If cells are killed, but left in position, then regulation does NOT occur, and the surviving cells continue to differentiate into the parts of the body that they would normally have formed.

This experiment was actually done 10 years before Driesch's, and the wrong interpretations were drawn form it. People thought different cells received different genes (although this was years before the word "gene" was invented, that was the basic idea)

Driesch's results (that is, the occurance of embryonic regulation) disproved this false interpretation of Roux's "hot needle" experiment. But nobody has ever been able to figure out what is the true explanation of Roux' observations. Why does regulation NOT occur when a damaged cell is left in place. How is regulation prevented by the presence of a moribund (but actually not quite dead) cell? Does this tell us something about the mechanism of regulation?
Does it tell us something about the mechanisms that control cell fate in normal development.

How dead can a cell be, and cause regulation not to occur?
Suppose that you killed one whole embryo at the one-cell stage, and then pushed it together with an undamaged one-cell stage embryo! What would happen? Remember what happens when you push two undamaged one-celled stage embryos together?! They develop into a single pluteus, with half the cells from one original embryo, and half the cells from the other embryo.

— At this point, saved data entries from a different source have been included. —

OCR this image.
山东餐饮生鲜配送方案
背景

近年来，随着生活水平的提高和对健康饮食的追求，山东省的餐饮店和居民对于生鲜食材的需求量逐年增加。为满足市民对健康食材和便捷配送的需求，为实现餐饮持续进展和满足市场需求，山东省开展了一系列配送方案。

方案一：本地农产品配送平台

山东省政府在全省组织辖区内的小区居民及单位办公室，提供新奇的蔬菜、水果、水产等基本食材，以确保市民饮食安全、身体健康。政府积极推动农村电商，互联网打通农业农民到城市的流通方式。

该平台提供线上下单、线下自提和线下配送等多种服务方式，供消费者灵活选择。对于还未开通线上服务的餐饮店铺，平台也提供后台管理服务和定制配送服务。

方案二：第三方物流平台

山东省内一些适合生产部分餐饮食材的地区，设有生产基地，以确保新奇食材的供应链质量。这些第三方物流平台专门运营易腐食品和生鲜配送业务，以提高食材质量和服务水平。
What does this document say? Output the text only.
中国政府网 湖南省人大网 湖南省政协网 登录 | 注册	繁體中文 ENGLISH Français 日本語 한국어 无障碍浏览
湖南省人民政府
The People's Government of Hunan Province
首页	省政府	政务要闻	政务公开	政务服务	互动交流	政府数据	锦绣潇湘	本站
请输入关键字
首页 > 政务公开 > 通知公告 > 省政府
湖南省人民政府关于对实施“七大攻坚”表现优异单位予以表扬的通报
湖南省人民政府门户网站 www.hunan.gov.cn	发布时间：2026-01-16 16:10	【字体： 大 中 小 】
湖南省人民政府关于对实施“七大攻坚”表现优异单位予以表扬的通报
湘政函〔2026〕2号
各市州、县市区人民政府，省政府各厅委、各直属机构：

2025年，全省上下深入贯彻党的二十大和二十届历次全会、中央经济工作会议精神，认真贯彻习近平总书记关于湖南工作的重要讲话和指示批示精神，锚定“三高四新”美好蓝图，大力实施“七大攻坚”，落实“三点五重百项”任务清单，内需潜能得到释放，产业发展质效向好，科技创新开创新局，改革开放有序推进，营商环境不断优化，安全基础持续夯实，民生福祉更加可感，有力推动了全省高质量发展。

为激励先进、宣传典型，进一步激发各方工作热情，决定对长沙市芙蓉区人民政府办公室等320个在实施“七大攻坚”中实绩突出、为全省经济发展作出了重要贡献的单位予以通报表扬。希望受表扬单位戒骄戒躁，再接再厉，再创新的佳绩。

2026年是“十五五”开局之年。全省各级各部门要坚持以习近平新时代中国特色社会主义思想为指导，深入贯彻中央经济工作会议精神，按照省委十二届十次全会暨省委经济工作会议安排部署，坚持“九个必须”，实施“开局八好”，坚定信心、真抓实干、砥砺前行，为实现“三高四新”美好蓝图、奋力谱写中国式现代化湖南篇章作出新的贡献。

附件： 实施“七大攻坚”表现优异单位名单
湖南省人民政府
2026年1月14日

So would pushing cell "killed" by a hot needle into the side of a normal one-cell stage cause some kind of (perverse) reverse regulation, in which the normal one-cell stage embryo would be suppressed from forming half the embryo, and would only form the other half.

Nobody has tried this (except for me and an undergraduate in this course; and we failed for non-fundamental reasons, in Dec 1990).

Other interesting experiments would be to try Roux' experiment in mammal embryos at the 2 or 4 cell stage, or in Round Worm embryos at early stages.

Any exam questions on these latter topics could be answerd for full credit just by demonsrating that you understand the concepts.